Mahasiswi itu tersenyum canggung, menggeser tubuhnya untuk membiarkan Hinata lewat. Sementara Naruto buru-buru membungkuk. Meminta maaf sebelum mengejar Hinata. Pria itu mencekal pergelangan tangannya.
"Tunggu, Hinata. Ada yang perlu kita bicarakan."
.
"Jangan menghindariku, Hinata. Aku bukan penjahat yang akan menyakitimu. Tolong jangan perlakukan aku seperti ini."
Hinata tersenyum culas. Agaknya Naruto lupa apa yang telah ia perbuat.
"Tidak ada jaminan kau tidak menyakitiku," tatapnya nanar.
"Kali ini tidak akan. Aku berjanji padamu, jika aku menyakitimu, maka ... saat itu juga, aku akan menghilang dari hidupmu."
Naruto tersenyum lembut. Memberitahu bahwa ia akan menjadi sosok kakak yang bisa diandalkan. Namun Hinata tidak memberi reaksi berlebih. Entah apa yang gadis itu tafsirkan dari perkataannya. Ia tidak ingin tahu.
.
Sejak saat itu, Naruto mulai melakukan hal di luar dugaan. Hinata tidak tahu bahwa sosok yang menjadi kakaknya akan seprotektif itu. Naruto tidak membiarkan ia berangkat dan pulang sendiri. Menyiapkan segala urusan pendidikan Hinata melebihi diri sendiri. Pria itu bahkan tidak ambil pusing ketika Hinata tidak menanggapi. Gadis itu bertanya-tanya. Apa sebenarnya yang Naruto pikirkan, tentang mereka?
Duduk berdua di ruang keluarga, keduanya mengerjakan tugas masing-masing. Sesekali Kushina mengintip, memastikan perkembangan hubungan kakak beradik itu.
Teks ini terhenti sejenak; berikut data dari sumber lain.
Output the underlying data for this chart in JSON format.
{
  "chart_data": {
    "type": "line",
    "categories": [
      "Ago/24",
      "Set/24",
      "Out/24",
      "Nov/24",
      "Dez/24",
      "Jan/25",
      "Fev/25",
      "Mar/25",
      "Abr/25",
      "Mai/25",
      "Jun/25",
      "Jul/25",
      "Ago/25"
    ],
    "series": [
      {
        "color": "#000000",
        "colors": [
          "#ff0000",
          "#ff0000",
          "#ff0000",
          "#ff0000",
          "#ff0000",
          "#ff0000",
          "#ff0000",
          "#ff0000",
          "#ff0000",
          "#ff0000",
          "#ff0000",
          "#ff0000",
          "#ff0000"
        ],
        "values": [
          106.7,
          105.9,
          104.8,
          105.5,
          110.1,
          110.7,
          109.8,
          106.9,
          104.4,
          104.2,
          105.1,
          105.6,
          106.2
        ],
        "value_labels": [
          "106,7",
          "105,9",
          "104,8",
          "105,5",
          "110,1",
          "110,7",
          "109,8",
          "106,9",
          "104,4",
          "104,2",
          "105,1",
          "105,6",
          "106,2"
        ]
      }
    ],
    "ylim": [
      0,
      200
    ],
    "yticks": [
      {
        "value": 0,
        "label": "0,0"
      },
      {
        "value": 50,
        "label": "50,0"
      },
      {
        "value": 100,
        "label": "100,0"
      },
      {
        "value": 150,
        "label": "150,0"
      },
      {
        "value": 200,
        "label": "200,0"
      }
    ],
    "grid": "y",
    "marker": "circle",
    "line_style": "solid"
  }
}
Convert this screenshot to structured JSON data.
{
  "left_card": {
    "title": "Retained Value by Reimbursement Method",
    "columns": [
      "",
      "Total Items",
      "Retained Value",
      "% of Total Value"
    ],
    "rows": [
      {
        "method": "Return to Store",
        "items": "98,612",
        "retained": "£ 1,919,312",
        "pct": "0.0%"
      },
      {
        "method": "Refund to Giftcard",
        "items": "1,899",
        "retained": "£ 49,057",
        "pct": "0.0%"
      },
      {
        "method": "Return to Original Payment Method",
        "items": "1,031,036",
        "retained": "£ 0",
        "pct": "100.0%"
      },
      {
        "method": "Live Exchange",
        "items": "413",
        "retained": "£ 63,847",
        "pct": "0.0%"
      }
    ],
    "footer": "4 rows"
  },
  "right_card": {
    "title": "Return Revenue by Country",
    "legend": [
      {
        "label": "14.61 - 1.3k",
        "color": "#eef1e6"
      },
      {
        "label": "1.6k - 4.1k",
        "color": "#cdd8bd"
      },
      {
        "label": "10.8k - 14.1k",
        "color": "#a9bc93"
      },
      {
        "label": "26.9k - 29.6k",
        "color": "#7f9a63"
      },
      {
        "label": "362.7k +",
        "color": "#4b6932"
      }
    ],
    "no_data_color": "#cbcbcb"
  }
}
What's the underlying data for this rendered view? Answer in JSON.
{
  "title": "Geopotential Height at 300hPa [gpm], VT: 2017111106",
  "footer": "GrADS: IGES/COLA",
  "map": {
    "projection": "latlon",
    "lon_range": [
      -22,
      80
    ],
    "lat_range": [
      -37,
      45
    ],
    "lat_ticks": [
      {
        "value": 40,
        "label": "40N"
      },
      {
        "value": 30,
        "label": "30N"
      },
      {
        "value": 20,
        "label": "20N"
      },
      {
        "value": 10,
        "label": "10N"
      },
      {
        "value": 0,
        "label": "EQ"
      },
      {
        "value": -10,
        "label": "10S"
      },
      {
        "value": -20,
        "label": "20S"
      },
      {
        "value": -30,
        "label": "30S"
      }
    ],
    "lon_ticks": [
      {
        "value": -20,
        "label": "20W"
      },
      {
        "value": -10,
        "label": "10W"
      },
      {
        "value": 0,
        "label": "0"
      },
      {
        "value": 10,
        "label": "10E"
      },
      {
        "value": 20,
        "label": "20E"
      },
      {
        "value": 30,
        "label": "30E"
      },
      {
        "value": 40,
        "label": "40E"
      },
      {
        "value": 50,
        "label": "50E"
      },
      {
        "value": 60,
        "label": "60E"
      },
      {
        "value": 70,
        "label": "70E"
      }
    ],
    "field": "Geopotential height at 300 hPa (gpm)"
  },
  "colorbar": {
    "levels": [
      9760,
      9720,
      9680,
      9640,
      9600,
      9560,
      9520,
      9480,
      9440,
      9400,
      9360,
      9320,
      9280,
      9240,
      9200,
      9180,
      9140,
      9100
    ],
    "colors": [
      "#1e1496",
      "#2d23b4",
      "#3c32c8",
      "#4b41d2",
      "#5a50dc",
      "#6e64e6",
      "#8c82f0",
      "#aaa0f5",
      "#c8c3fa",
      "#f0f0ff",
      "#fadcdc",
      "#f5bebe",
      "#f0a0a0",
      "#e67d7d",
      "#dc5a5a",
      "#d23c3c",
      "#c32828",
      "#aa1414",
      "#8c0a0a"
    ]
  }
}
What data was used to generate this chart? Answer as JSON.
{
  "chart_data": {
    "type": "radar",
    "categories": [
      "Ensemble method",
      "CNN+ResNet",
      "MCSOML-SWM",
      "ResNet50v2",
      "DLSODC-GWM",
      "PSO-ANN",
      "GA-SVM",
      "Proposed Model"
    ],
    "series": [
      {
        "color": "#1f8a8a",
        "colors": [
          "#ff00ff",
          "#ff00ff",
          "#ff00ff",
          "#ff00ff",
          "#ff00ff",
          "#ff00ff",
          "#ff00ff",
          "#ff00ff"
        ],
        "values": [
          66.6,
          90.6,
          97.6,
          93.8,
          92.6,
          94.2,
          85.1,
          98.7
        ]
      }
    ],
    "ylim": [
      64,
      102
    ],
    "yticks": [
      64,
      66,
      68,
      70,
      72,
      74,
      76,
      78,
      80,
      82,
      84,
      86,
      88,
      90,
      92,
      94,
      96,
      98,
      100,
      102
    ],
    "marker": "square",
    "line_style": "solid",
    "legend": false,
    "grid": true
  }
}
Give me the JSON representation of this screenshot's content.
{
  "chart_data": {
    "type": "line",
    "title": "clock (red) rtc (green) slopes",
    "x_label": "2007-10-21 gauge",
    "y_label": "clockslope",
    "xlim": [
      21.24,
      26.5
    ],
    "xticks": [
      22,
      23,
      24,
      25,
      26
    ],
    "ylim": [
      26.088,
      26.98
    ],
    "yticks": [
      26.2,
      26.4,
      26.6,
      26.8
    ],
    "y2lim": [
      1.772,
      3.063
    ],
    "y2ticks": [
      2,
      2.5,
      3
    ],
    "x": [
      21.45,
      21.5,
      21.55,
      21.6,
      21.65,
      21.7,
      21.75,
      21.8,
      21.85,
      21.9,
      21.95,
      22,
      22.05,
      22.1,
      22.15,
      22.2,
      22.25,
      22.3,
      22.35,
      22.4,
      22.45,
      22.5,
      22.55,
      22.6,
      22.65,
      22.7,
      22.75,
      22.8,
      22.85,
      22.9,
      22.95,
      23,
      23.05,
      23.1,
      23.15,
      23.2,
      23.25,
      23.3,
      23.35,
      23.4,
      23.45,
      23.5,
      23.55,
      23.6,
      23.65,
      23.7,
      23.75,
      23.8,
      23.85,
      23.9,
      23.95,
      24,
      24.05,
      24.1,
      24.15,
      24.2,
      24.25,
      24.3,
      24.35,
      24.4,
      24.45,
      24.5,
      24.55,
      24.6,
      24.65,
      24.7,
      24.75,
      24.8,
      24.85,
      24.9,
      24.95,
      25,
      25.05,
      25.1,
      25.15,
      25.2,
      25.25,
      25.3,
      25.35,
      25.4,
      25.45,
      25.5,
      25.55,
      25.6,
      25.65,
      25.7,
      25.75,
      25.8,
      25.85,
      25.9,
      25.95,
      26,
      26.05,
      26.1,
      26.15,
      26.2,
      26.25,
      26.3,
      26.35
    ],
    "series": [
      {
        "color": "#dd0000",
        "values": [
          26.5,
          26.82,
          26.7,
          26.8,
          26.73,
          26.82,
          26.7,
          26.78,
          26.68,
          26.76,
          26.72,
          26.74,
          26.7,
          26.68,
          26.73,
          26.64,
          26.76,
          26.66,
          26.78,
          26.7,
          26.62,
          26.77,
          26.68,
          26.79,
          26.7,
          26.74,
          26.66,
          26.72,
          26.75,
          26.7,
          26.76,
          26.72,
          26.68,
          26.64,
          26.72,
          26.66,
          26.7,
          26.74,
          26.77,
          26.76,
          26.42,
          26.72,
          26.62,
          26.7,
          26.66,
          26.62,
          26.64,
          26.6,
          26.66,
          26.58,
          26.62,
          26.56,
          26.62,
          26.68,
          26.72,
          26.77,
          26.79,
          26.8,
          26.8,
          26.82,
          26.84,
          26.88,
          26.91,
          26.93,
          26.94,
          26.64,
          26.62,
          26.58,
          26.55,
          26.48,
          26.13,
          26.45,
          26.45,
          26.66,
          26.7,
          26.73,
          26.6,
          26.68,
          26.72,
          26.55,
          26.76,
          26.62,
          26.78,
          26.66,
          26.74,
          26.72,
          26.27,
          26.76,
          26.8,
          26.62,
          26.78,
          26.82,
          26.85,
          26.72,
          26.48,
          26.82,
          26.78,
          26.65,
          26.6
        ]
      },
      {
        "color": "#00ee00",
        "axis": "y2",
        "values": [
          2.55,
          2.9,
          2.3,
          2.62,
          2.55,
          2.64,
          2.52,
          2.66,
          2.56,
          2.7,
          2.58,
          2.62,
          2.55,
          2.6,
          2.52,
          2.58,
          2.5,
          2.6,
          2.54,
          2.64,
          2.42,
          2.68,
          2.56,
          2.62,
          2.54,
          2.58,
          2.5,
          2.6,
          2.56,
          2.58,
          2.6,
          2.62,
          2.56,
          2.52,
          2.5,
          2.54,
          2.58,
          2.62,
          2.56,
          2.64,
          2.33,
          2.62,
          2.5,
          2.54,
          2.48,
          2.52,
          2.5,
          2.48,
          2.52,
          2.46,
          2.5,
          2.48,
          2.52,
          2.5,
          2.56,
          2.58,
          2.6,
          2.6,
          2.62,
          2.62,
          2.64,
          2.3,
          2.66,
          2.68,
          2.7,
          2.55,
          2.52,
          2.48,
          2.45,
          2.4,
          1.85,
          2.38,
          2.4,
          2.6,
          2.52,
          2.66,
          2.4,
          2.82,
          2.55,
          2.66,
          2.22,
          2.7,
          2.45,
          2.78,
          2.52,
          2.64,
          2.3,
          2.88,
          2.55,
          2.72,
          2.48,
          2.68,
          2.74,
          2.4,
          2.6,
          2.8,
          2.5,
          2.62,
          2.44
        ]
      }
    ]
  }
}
"Sebenarnya, kenapa kau memutuskan pulang?" tanya Hinata tiba-tiba.
Naruto meletakkan pena, menatap dengan tatapan terkejut.
Hinata menahan napas. Untuk sejenak, ia lupa apa masalah mereka. Kehadiran Naruto dengan frekuensi sesering ini membuat kinerja otaknya terganggu. Hinata berusaha menemukan kembali suaranya.
"Maksudku ... jika kau berada di sana, kau tidak perlu melihatku, bukan?" ia menggigit bibir, terkejut dengan pertanyaan yang dengan licin meluncur dari lidahnya.
"..."
Hinata melirik lamat-lamat, menemukan Naruto yang tampak berpikir.
"Bagaimana kalau aku mengatakan kalau aku sakit. Apa kau percaya?"
"Kau sakit?" Hinata membelalak.
Naruto tertawa. Ekspresi Hinata baru saja benar-benar terlihat lucu. Wajahnya memucat dengan kedua mata membulat sempurna.
Malu, Hinata merapikan berkas tugasnya asal. Masuk ke dalam kamar dengan pintu yang berdebum.
.
"Kau tahu anak Teknik Industri bermata biru itu? Aku dengar dia kakak tiri Hinata."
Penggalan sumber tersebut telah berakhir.